O ministro Gilmar Mendes, do Supremo Tribunal Federal (STF), concedeu habeas corpus e determinou a soltura do delegado Fábio Baena Martin. A decisão, assinada na terça-feira (31), revogou a prisão preventiva do policial.

Além disso, o ministro autorizou que ele responda ao processo em liberdade mediante o cumprimento de medidas cautelares. Fábio Baena Martin estava preso desde dezembro de 2024.

Justificativa da soltura

Para Gilmar Mendes, a prisão não se justifica diante do estágio atual do processo. O ministro observou que:

  • A instrução já foi encerrada
  • O delegado está afastado do cargo
  • Isso reduz o risco de interferência nas investigações

Essa análise levou à concessão do habeas corpus.

Contexto do caso Gritzbach

O delegado era investigado no caso envolvendo a morte do empresário Antônio Vinícius Lopes Gritzbach. Ele atuava no Departamento Estadual de Homicídios e de Proteção à Pessoa de São Paulo.

Vínculo com o delator

O nome de Fábio Baena Martin apareceu em delação feita por Vinícius Gritzbach. Em 2023, o empresário relatou ao Ministério Público que o delegado e outros policiais teriam exigido dinheiro para não envolvê-lo em homicídios ligados à facção.

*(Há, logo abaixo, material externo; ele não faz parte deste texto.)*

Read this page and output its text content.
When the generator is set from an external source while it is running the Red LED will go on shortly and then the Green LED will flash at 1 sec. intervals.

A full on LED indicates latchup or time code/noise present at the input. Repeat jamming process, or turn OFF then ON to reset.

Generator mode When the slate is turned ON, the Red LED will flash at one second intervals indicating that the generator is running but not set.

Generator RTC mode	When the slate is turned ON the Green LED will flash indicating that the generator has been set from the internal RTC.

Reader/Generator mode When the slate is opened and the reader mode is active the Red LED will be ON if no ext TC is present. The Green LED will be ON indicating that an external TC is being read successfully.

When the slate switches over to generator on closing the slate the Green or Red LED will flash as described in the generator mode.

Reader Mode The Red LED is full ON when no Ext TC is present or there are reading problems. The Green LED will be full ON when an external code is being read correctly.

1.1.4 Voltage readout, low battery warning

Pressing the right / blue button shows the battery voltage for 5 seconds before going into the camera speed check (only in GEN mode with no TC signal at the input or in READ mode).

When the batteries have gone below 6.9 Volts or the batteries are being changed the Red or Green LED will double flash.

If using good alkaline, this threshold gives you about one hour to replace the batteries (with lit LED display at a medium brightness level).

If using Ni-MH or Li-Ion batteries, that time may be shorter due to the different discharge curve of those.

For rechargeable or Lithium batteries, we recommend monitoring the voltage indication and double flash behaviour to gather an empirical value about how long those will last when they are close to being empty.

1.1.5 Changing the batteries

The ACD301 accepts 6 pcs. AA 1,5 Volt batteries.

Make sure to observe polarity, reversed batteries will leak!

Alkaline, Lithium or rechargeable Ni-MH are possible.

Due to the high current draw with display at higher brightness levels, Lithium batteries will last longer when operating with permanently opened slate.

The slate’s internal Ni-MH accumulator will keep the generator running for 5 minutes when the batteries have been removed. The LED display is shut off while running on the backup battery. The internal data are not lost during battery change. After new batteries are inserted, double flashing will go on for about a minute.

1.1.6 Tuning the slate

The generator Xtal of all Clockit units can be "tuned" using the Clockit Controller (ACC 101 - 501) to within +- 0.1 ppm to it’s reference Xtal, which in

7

Acusações baseadas em delação premiada

Segundo as alegações, o delegado foi citado como envolvido em um esquema de extorsão. Nesse esquema, ele teria solicitado R$ 40 milhões para não investigar Gritzbach por assassinatos de membros do PCC.

Crimes imputados

Fábio Baena Martin estava sob suspeita de participação em crimes como:

  • Organização criminosa
  • Corrupção passiva
  • Peculato

As acusações tinham como base principal o depoimento do delator. Essa circunstância foi um dos pontos centrais da defesa do policial.

Trajetória processual e defesa

A defesa de Fábio Baena Martin havia impetrado o habeas corpus após decisões do Tribunal de Justiça de São Paulo (TJ-SP) e do Superior Tribunal de Justiça (STJ) manterem a prisão.

Argumentos da defesa

Os advogados sustentaram que:

  • A acusação se baseava essencialmente em delação premiada
  • Havia ausência dos requisitos da prisão preventiva
  • O delegado é primário e possui bons antecedentes

Esses argumentos foram apresentados para demonstrar que não havia necessidade de mantê-lo preso.

Situação atual e próximos passos

Com a decisão de Gilmar Mendes, o caso segue agora com o delegado em liberdade. As medidas cautelares impostas devem ser cumpridas enquanto o processo avança.

O desfecho judicial aguarda novas etapas na Justiça. A prisão havia sido mantida por instâncias inferiores, incluindo o STJ, antes da análise do STF.